RESEARCHERS have located the wreck of the USS Indianapolis, the Second World War heavy cruiser that played a crucial role in the Hiroshima atomic bombing before being struck by Japanese torpedoes.

The sinking of the Indianapolis remains the US navy’s single worst loss at sea.

The fate of its crew — nearly 900 were killed, many by sharks, and just 316 survived — was one of the Pacific war’s more horrible and fascinating tales.

The expedition crew of Research Vessel Petrel, which is owned by Microsoft co-founder Paul Allen, said it found the wreckage of the Indianapolis on the floor of the North Pacific Ocean, more than 18,000 feet below the surface.

“To be able to honour the brave men of the USS Indianapolis and their families through the discovery of a ship that played such a significant role in ending World War II is truly humbling,” Allen said.

The Indianapolis, with 1196 sailors and marines on board, was sailing the Philippine Sea between Guam and Leyte Gulf when two torpedoes from a Japanese submarine struck just after midnight on July 30, 1945.

It sank in 12 minutes, killing about 300. Survivors were left in the water, most of them with only life jackets.

There was no time to send a distress signal, and four days passed before a bomber on routine patrol happened to spot the survivors in the water.

By the time rescuers arrived, a combination of exposure, dehydration, drowning and constant shark attacks had left only a quarter of the ship’s original number alive.
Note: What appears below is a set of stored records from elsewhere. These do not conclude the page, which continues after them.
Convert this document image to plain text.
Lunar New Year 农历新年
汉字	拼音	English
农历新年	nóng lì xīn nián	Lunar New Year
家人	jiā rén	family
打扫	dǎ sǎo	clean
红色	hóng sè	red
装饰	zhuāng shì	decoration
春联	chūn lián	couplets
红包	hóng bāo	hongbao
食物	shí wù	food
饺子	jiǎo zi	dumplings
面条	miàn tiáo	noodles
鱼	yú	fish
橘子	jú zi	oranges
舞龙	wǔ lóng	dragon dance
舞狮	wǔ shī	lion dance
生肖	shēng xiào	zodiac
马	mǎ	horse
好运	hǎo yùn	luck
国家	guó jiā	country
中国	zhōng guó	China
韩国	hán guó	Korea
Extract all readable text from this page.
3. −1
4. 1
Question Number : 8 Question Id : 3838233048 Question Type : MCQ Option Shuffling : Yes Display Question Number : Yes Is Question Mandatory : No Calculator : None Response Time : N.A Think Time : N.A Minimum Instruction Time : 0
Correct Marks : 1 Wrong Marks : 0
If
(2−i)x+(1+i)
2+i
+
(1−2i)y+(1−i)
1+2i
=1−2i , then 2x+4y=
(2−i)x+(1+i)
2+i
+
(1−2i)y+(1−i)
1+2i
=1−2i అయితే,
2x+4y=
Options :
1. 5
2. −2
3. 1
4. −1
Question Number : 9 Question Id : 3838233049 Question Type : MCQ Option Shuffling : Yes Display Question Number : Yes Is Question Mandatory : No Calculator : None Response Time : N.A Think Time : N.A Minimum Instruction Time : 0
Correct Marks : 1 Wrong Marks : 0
Over the years numerous books recounted the ship’s disaster and its role in delivering components of what would become the atomic bomb “Little Boy” to the island of Tinian, the take-off point for the bomber Enola Gay’s mission to Hiroshima in August 1945.

The US navy said a key to finding the Indianapolis came in 2016 when Richard Hulver, a historian with the Naval History and Heritage Command, decided on a new search area.

His research identified a naval landing craft that had recorded a sighting of the Indianapolis the day before it sank. The research team developed a new search area, although it was still 600 square miles of open ocean.